90PLUS
·29 de julho de 2026
Leverkusen verhandelt konkret mit Marseille: Medina soll Grimaldo-Lücke schließen

In partnership with
Yahoo sports90PLUS
·29 de julho de 2026

Bayer 04 Leverkusen hat die Suche nach einem Grimaldo-Nachfolger auf der Linksverteidiger-Position konkretisiert. Wie mehrere übereinstimmende Medienberichte bestätigen, haben die Werkself und Olympique Marseille direkte Verhandlungen über einen Transfer von Facundo Medina aufgenommen. Die Gespräche zwischen den beiden Klubs wurden zuletzt intensiver, ein Ergebnis steht jedoch noch aus.
Medina (27) ist seit dem vergangenen Sommer bei der OM, wohin er aus Lens zunächst per Leihe mit Kaufpflicht (rund 18 Millionen Euro) gewechselt war. In der abgelaufenen Saison absolvierte der Argentinier 26 Pflichtspiele für den Ligue-1-Klub und empfahl sich durch starke Auftritte in der Liga sowie auf der internationalen Bühne. Seinen vorläufigen Höhepunkt erreichte die Karriere des Linksverteidigers zuletzt beim WM-Finale 2026 mit der argentinischen Nationalmannschaft.

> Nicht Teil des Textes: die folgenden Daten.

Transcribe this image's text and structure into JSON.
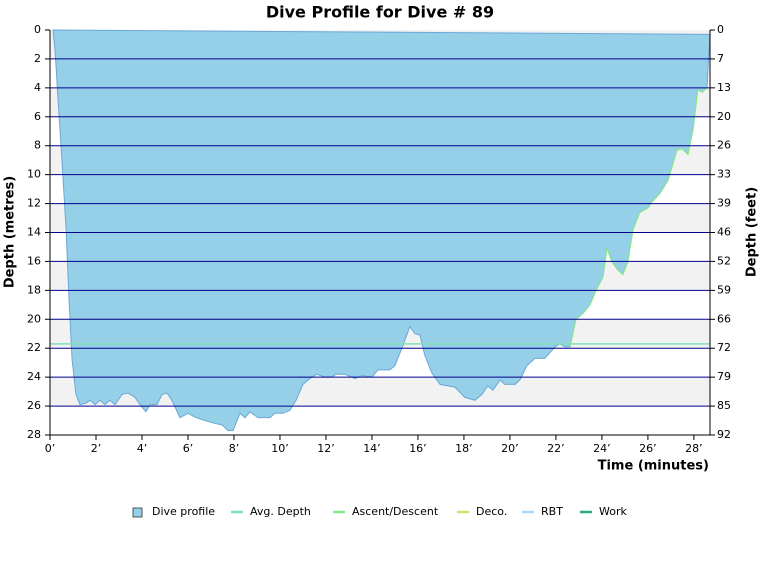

Die entscheidende Frage ist der Preis: Marseille fordert nach Informationen französischer Medien mindestens 20 bis 25 Millionen Euro – die Summe, die der Verein selbst für Medina aufgewendet hat. Leverkusen hält diese Forderung laut Berichten von fussballtransfers.com und Get German Football News für zu hoch und möchte die Ablöse drücken. Sollte keine Einigung erzielt werden, würde der deutsche Meister auf Alternativen umschwenken – zuletzt wurde in diesem Zusammenhang auch der marokkanische Nationalspieler Zakaria El Ouahdi als Option gehandelt.
Für Bayer ist die Verpflichtung eines neuen Linksverteidigers dringend nötig. Alejandro Grimaldo, der in den vergangenen Jahren zu den besten Spielern seiner Position in Europa zählte, hat die Werkself im Sommer verlassen. Sein Abgang hinterließ eine deutliche Lücke im System von Trainer Carles Martinez Novell, der für den bevorstehenden Bundesliga-Start schnelle Lösungen benötigt.
Facundo Medina gilt als vielseitiger Defensivspieler mit starkem linken Fuß. In Frankreich hat er sich seit seinem Wechsel von Lens zu Marseille weiterentwickelt und sich auch in der Ligue 1 als verlässliche Größe etabliert. Sein Auftreten beim WM-Turnier 2026 – inklusive des Finales mit Argentinien – dürfte den Marktwert zusätzlich nach oben getrieben haben, was Marseilles Preisvorstellungen erklärt.
Medina befindet sich derzeit noch im Urlaub und ist laut Berichten bis zum 12. August freigestellt. Leverkusen strebt eine Einigung vor diesem Datum an, um dem Spieler frühzeitig die Integration in die Vorbereitung zu ermöglichen. Die Werkself hofft, spätestens in der kommenden Woche Klarheit zu haben.
Der Druck auf Bayer Leverkusen wächst mit Blick auf den nahenden Bundesligastart. Der Titelverteidiger muss personell nachrüsten, bevor die Saison 2026/27 Fahrt aufnimmt. Neben der Linksverteidiger-Position sollen laut Berichten noch weitere Kader-Anpassungen folgen. Ob Medina dabei der erste große Neuzugang im Sommer wird, hängt nun von den weiteren Verhandlungen ab. Die nächsten Tage dürften in dieser Transferfrage richtungsweisend sein.